Let $f :\mathbb{R} \to \mathbb{R} $.
Let $ \{f_n \}_{n=1}^{\infty}$ be periodic and continuous functions with period $P_n \gt0 $ for each $n \in N $.
Suppose $P_n \to 0 $ and $f_n \to f $ uniformly on $\mathbb{R}$. What can we say about $ f$ ?
I think that $f$ must be constant, but I'm not sure how to prove it.
Thanks for helping.
Consider two points $a$, $b\in{\mathbb R}$, and let an $\epsilon>0$ be given.
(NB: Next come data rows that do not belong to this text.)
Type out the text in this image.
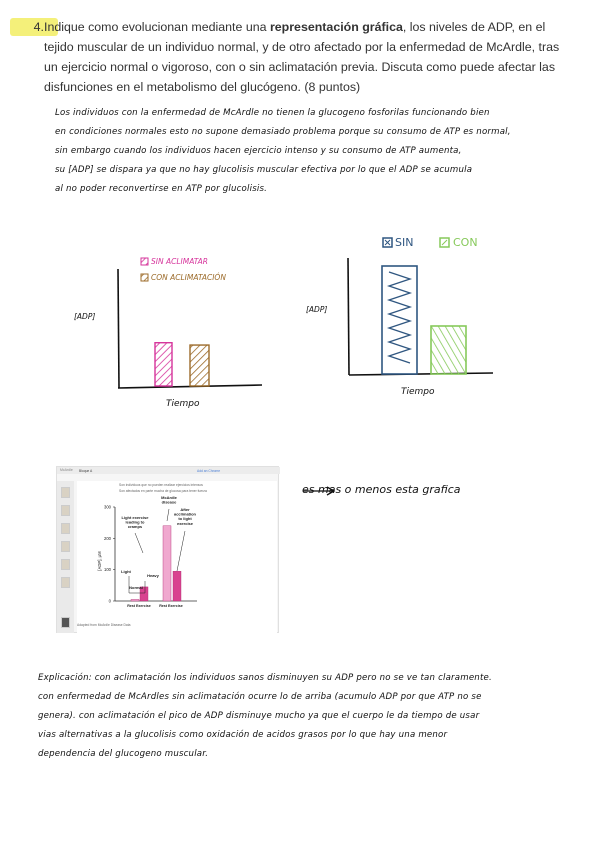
4. Indique como evolucionan mediante una representación gráfica, los niveles de ADP, en el tejido muscular de un individuo normal, y de otro afectado por la enfermedad de McArdle, tras un ejercicio normal o vigoroso, con o sin aclimatación previa. Discuta como puede afectar las disfunciones en el metabolismo del glucógeno. (8 puntos)

Los individuos con la enfermedad de McArdle no tienen la glucogeno fosforilas funcionando bien
en condiciones normales esto no supone demasiado problema porque su consumo de ATP es normal,
sin embargo cuando los individuos hacen ejercicio intenso y su consumo de ATP aumenta,
su [ADP] se dispara ya que no hay glucolisis muscular efectiva por lo que el ADP se acumula
al no poder reconvertirse en ATP por glucolisis.
SIN ACLIMATAR
CON ACLIMATACIÓN
[ADP]
Tiempo
SIN	CON
[ADP]
Tiempo
McArdle	Bloque A	Add an Chrome
Son individuos que no pueden realizar ejercicios intensos
Son afectados en parte mucha de glucosa para tener fuerza
0
100
200
300
[ADP], µM
Rest Exercise Rest Exercise
Light exercise leading to cramps
Light
Heavy
Normal
McArdle disease
After acclimation to light exercise
Adapted from McArdle Disease Data
es mas o menos esta grafica
Explicación: con aclimatación los individuos sanos disminuyen su ADP pero no se ve tan claramente.
con enfermedad de McArdles sin aclimatación ocurre lo de arriba (acumulo ADP por que ATP no se
genera). con aclimatación el pico de ADP disminuye mucho ya que el cuerpo le da tiempo de usar
vias alternativas a la glucolisis como oxidación de acidos grasos por lo que hay una menor
dependencia del glucogeno muscular.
Since the $f_n$ converge uniformly the function $f$ is continuous. There is a $\delta>0$ such that $|f(x)-f(a)|<\epsilon$ when $|x-a|<\delta$ and $|f(x)-f(b)|<\epsilon$ when $|x-b|<\delta$.
There is an $N\gg1$ such that the following are simultaneously true: $|f_N(x)-f(x)|<\epsilon$ for all $x\in{\mathbb R}$, and $P_N<\delta$. It follows that there are two points $\alpha\in\>]a-\delta,a+\delta[\>$ and $\beta\in\>]b-\delta,b+\delta[\>$ such that $f_N(\alpha)=f_N(\beta)$.
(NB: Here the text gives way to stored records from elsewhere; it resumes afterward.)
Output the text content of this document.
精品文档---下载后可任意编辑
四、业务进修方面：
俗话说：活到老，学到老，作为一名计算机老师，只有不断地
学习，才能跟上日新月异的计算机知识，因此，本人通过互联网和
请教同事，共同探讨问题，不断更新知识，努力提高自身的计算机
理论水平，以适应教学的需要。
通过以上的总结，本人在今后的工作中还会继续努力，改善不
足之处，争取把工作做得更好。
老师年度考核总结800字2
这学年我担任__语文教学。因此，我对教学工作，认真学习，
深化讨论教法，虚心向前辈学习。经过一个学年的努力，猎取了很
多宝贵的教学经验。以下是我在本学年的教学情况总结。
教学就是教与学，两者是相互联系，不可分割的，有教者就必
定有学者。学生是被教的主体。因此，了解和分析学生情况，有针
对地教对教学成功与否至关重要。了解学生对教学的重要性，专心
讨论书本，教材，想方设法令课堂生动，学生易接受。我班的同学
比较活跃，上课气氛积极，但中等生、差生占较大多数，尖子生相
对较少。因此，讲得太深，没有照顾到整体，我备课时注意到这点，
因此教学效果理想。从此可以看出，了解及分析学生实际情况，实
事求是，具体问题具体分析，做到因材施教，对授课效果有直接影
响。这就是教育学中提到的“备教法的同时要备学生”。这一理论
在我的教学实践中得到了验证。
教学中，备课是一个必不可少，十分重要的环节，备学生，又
This implies $$\eqalign{|f(a)-f(b)|&\leq|f(a)-f(\alpha)|+|f(\alpha)-f_N(\alpha)|+|f_N(\alpha)-f_N(\beta)|\cr&\quad+|f_N(\beta)-f(\beta)|+|f(\beta)-f(b)|\cr&<4\epsilon\ .\cr}$$ Since $\epsilon>0$ was arbitrary we can conclude that $f(a)=f(b)$.